A key mechanism that regulates the organization of chromosomes at a critical stage in cell division leading to the production of egg and sperm cells has been uncovered by RIKEN researchers¹. Since this mechanism safeguards the normal development of these reproductive cells, its breakdown could lead to infertility and genetic disorders.

The production of egg and sperm cells requires the precise distribution of genetic material over two rounds of a cell-division process known as meiosis. Prior to meiosis, both copies of each chromosome in the parent cell are duplicated. In the first round of division, these copies are physically organized such that each daughter cell receives the same set of chromosomes. During the second meiotic division, these are again split up to produce egg and sperm cells that each has only one copy of each chromosome.

Tomoya Kitajima of the RIKEN Center for Biosystems Dynamics Research and his team are particularly interested in the structure known as the centromere. “Meiosis-specific regulation of centromeres is critical for correct segregation of chromosomes in oocytes,” he says.

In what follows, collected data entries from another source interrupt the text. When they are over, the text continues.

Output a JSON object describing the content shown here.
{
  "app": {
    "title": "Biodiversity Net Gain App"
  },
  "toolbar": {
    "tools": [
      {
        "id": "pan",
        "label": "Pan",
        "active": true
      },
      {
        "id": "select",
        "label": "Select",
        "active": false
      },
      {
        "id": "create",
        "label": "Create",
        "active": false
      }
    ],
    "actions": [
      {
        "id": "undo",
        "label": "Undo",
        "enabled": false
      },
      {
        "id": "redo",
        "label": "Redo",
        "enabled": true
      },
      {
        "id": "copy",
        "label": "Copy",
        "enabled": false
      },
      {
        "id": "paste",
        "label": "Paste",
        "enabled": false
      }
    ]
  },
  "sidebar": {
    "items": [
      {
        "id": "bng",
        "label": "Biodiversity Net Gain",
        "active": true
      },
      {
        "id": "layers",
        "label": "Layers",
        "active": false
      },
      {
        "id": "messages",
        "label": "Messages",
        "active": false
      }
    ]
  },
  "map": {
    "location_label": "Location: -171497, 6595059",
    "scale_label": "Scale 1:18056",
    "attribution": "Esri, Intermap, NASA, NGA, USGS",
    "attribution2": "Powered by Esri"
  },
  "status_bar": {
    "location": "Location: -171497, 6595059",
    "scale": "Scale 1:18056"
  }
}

His team embarked on a ‘fishing expedition’ to snare proteins that interact with a core component of the centromere in mouse oocytes—the cells that undergo meiosis to produce egg cells. They discovered an enzyme that chemically modifies the centromere by attaching a small protein known as SUMO (Fig. 1). This process of sumoylation often occurs in the cell, and it can affect protein function in various ways. In this particular case, the researchers noticed that SUMO modification becomes especially prominent at the latest stages of the first meiotic division, but diminishes significantly until the beginning of the second round of division.

These findings suggested that sumoylation may help to maintain proper attachment of chromosomal pairs at a critical phase of meiosis. Kitajima and colleagues confirmed this by genetically manipulating oocytes to disrupt this modification process. They found that the absence of sumoylation markedly reduced the cohesion between chromosome pairs at the final stage of the first meiotic division.

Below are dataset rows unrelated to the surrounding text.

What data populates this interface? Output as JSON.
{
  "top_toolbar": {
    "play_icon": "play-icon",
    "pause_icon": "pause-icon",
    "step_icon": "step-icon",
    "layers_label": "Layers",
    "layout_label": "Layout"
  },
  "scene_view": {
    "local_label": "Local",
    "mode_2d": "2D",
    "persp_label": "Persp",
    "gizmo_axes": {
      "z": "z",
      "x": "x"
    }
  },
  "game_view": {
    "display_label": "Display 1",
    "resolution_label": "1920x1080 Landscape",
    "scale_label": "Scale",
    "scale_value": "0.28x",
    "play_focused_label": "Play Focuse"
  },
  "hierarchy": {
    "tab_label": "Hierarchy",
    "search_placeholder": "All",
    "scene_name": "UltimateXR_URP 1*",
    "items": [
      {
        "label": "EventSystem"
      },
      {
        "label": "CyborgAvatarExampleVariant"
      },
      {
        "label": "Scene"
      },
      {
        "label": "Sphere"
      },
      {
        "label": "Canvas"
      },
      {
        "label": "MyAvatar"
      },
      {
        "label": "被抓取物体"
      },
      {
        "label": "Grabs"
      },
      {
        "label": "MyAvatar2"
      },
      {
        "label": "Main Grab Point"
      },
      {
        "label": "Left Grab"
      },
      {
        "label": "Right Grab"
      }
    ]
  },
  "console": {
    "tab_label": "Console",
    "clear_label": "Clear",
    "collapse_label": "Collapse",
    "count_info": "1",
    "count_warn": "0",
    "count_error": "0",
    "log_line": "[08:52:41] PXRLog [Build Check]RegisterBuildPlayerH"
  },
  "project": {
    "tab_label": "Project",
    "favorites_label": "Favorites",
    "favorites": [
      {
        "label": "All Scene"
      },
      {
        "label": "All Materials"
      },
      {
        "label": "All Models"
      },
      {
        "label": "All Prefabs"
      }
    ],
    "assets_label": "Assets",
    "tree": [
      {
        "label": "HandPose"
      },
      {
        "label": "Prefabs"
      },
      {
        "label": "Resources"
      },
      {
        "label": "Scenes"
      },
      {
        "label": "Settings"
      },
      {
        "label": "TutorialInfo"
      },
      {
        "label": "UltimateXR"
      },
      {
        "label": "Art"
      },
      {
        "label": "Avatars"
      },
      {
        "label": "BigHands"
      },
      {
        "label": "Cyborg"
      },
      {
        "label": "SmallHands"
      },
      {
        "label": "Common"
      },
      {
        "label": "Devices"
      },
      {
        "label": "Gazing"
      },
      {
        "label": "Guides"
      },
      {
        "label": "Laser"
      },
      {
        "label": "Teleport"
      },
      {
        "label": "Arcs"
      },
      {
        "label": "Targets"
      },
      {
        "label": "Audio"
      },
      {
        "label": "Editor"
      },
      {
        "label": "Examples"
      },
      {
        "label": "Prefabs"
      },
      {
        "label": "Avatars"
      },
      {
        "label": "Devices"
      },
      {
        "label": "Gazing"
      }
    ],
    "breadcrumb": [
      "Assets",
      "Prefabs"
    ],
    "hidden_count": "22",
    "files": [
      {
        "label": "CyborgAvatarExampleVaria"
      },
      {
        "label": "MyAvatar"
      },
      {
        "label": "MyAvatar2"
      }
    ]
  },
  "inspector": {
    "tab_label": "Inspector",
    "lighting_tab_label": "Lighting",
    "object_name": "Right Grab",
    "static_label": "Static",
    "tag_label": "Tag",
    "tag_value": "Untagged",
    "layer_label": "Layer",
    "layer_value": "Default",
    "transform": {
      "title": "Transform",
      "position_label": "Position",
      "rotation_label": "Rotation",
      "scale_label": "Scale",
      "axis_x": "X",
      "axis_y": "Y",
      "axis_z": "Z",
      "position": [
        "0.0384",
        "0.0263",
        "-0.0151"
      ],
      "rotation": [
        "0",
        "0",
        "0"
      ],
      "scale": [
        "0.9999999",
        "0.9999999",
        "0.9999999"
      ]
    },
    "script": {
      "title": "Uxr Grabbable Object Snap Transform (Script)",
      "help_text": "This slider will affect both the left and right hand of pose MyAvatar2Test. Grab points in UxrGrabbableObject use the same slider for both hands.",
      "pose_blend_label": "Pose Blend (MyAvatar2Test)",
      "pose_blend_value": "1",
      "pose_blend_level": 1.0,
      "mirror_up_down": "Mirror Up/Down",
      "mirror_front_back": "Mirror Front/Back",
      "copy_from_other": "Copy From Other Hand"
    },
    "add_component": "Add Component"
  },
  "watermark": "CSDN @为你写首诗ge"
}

“Previous studies have mostly focused on the mechanisms of cohesion maintenance at the earlier phases during the transition,” says Kitajima. “But our study has now highlighted the importance of the mechanisms that work at the later phases.”

These safeguards are essential to prevent the production of abnormal egg cells with too many or too few chromosomes, which can lead to genetic disorders such as Down syndrome. Kitajima’s team now intends to investigate scenarios in which this mechanism might break down and thereby impact reproductive health. “We’d like to study age-related effects on centromere functions and chromosome cohesion,” he says.